9.  **Middleware:** Includes middleware for authentication (`authenticateJWT`), subscription checks (`checkSubscription`), and storage limit enforcement (`checkStorageLimits`).

## Database Models

*   **User:** Stores user credentials (hashed password), profile information (name, organization), role, subscription details (tier, expiry), API key, and storage usage.
*   **Dataset:** Stores dataset metadata (name, description, data type, owner), associated file information (filename, path, size, upload date), and public/private status.
*   **Job:** Stores job details (name, type, status, parameters), references to the user and dataset, progress, start/end times, priority (based on user subscription), and results (output file paths, visualization data, statistics, errors).

## API Endpoints (Illustrative)

*   **Authentication:**
    *   `POST /api/auth/register`: User registration.
    *   `POST /api/auth/login`: User login, returns JWT.
    *   `GET /api/auth/me`: Get current user profile.
    *   `PUT /api/auth/password`: Change user password.
*   **Datasets:**
    *   `POST /api/datasets`: Create a new dataset.
    *   `GET /api/datasets`: List user's datasets (with filtering/pagination).
    *   `GET /api/datasets/:id`: Get details of a specific dataset.
    *   `POST /api/datasets/:id/upload`: Upload files to a dataset.
    *   `DELETE /api/datasets/:id`: Delete a dataset and associated files.
*   **Jobs:**
    *   `POST /api/jobs`: Create and queue a new processing job.
    *   `GET /api/jobs`: List user's jobs (with filtering/pagination).
    *   `GET /api/jobs/:id`: Get details of a specific job.
    *   `DELETE /api/jobs/:id`: Delete a job (attempts to remove from queue if active).
*   **Results & Visualization:**
    *   `GET /api/results/:jobId/:filename`: Download a specific output file from a completed job.
    *   `GET /api/visualization/:jobId`: Get the processed visualization data (e.g., `visualization.json`) for a completed job.
*   **Subscription:**
    *   `POST /api/subscription/upgrade`: (Placeholder) Upgrade user subscription tier.

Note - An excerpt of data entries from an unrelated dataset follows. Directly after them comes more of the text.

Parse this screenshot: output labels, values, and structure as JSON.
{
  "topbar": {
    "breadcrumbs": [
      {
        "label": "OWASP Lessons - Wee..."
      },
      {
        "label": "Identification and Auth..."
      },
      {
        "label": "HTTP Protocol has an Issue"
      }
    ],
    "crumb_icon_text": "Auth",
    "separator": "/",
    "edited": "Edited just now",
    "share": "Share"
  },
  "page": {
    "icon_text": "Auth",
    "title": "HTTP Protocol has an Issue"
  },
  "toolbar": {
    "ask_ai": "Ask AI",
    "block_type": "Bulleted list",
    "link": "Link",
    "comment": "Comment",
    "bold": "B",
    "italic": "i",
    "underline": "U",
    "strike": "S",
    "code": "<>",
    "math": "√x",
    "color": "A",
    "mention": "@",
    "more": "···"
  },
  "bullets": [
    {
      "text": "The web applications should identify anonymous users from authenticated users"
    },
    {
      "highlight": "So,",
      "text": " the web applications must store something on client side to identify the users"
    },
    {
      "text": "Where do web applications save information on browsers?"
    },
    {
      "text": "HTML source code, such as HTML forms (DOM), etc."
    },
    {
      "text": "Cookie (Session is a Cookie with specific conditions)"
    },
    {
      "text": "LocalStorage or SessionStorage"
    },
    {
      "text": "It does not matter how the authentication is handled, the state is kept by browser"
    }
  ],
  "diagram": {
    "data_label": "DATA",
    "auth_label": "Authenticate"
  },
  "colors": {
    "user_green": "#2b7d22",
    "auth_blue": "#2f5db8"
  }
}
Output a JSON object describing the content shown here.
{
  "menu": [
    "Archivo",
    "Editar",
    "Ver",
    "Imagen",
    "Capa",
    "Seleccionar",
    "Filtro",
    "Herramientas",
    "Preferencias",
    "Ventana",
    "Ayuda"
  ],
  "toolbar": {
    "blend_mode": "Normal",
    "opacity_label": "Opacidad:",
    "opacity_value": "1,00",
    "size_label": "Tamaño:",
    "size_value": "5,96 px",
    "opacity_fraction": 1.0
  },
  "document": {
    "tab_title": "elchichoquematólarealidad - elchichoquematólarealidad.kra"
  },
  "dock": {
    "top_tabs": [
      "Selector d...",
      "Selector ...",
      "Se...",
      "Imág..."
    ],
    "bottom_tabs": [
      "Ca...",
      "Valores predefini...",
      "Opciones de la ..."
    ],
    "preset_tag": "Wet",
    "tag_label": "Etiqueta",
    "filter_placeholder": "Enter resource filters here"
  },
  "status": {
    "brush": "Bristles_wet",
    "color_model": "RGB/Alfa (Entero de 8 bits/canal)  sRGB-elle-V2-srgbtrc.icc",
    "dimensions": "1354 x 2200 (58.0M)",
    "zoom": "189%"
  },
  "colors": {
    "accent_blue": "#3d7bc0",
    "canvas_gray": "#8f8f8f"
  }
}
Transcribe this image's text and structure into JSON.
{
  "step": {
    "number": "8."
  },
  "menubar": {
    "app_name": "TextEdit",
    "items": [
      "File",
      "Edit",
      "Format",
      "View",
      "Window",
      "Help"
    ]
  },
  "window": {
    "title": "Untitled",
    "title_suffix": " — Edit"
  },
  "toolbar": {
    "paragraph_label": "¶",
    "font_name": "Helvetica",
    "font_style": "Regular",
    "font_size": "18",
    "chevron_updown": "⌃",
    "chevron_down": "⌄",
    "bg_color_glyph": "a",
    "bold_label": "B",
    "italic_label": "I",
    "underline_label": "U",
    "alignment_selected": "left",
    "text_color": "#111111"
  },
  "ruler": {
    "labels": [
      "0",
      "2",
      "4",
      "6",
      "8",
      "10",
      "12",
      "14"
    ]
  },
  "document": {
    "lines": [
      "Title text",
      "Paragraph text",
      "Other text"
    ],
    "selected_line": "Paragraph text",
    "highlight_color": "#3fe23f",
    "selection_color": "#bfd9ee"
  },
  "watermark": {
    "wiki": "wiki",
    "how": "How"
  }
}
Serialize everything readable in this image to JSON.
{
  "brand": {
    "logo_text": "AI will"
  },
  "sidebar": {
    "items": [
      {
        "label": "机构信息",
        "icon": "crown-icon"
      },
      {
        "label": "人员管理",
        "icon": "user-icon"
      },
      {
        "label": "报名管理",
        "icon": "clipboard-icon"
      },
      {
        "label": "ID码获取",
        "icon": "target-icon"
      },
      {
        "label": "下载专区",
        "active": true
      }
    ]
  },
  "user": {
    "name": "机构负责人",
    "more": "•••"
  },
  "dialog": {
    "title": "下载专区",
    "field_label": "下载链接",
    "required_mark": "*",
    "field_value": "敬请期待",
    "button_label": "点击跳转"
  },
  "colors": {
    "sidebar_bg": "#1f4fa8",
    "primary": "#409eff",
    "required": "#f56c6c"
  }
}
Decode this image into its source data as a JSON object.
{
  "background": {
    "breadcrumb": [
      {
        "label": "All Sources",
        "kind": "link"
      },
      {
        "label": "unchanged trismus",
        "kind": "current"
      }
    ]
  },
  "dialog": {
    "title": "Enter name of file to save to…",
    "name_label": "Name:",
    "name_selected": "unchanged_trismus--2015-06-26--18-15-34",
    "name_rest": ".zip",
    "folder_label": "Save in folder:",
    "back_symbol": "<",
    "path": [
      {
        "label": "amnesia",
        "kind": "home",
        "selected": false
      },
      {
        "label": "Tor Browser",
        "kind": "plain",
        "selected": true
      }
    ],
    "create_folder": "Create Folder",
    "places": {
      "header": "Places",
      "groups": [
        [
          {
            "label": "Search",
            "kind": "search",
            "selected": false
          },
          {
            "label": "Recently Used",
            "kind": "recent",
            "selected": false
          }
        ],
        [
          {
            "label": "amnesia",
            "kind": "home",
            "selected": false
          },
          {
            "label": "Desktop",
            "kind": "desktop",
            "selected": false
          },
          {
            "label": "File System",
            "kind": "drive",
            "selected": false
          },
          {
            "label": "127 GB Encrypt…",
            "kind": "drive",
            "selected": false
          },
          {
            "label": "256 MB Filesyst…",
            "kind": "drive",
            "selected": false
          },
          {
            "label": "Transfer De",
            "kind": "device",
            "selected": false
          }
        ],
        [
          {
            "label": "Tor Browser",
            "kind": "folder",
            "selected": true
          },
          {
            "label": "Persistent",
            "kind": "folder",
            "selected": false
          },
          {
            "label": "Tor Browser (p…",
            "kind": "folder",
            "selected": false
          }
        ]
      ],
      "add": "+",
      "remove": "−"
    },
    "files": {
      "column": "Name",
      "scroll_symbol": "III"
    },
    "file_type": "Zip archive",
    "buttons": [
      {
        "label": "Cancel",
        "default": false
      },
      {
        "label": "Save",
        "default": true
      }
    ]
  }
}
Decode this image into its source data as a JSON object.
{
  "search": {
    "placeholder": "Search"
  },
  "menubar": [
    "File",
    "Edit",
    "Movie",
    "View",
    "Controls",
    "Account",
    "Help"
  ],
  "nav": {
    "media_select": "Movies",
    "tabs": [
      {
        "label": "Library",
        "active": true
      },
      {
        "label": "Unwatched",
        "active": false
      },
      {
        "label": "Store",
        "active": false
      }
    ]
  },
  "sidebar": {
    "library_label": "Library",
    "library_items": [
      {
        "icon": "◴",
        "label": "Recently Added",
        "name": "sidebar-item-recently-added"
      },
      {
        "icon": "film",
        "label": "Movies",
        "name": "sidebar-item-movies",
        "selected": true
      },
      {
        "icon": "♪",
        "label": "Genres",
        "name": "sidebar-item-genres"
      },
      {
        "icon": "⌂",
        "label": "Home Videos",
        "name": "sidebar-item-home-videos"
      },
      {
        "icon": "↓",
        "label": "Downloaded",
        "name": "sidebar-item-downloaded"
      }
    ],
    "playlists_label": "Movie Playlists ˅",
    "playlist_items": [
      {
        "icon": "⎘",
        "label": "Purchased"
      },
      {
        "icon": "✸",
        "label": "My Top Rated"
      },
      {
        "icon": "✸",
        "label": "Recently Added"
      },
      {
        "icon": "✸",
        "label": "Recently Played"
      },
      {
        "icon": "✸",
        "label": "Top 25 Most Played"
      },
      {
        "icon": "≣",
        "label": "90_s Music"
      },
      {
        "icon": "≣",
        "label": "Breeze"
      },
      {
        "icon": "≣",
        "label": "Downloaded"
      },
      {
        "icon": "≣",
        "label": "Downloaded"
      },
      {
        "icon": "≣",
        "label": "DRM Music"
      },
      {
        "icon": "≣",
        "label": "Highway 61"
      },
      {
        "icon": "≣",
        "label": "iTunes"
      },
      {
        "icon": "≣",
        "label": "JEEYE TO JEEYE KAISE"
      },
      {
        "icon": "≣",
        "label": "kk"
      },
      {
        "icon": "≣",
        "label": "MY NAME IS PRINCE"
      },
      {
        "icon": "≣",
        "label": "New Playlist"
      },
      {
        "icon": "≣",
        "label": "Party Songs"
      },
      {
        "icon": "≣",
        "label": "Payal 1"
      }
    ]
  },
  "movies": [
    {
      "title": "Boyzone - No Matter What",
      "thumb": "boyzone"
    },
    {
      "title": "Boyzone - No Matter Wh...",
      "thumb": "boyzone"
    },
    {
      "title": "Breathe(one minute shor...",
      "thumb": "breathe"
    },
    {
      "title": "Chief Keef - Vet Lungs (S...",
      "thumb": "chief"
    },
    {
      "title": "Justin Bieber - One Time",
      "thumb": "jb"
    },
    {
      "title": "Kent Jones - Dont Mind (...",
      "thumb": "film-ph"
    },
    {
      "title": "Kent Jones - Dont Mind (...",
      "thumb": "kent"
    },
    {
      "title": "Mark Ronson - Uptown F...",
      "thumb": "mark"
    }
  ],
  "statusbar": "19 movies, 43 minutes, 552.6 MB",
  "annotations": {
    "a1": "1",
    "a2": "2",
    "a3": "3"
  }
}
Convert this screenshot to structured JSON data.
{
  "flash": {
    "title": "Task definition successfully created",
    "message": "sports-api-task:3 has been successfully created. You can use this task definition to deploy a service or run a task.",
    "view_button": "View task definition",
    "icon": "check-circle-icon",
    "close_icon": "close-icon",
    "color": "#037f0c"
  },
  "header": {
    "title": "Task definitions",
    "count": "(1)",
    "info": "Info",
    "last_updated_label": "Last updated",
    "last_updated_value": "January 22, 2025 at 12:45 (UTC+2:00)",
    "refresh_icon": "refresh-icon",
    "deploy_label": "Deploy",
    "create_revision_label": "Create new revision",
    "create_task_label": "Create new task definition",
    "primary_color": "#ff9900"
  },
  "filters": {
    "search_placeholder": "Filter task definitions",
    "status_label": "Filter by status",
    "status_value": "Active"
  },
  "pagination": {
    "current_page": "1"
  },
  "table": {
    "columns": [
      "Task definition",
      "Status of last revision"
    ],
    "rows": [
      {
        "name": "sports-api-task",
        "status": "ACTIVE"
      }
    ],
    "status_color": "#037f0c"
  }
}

## Real-time Communication (WebSockets)

*   Clients connect to the WebSocket server, authenticating with their JWT.
*   The backend emits messages to relevant clients when:
    *   A job's progress percentage updates (`type: 'progress'`).
    *   A job successfully completes (`type: 'completed'`).
    *   A job fails (`type: 'failed'`).

### WebSocket Security Implementation

* **Connection Authentication**: WebSocket connections require a valid JWT in the connection URL or headers
* **Message Validation**: All received messages are validated for proper structure and permissions
* **User-specific Channels**: Messages are only sent to clients with proper authorization for the specific data
* **Reconnection Handling**: Includes logic for secure reconnection with automatic re-authentication
* **Rate Limiting**: Implements connection and message rate limiting to prevent DoS attacks
* **Connection Events**:
  * `connection`: Validates JWT and establishes user-specific socket mapping
  * `message`: Processes incoming messages after validation
  * `close`: Cleans up resources and handles potential reconnection
  * `error`: Logs errors and performs secure error handling

## Environment Variables

*   `PORT`: Server port (defaults to 3001).
*   `MONGODB_URI`: Connection string for MongoDB.
*   `JWT_SECRET`: Secret key for signing JWTs.
*   `REDIS_HOST`: Redis server hostname.
*   `REDIS_PORT`: Redis server port.
*   `PYTHON_PROCESSING_SCRIPT`: Path to the main Python processing script.
*   `STORAGE_DIR`: Base directory for storing uploaded datasets and results.
*   `MAX_UPLOAD_SIZE`: Maximum allowed file upload size.

## Setup & Running

1.  Ensure MongoDB and Redis are running.
2.  Install dependencies: `npm install`.
3.  Configure environment variables (e.g., in a `.env` file).
4.  Start the server: `node express-backend.js`.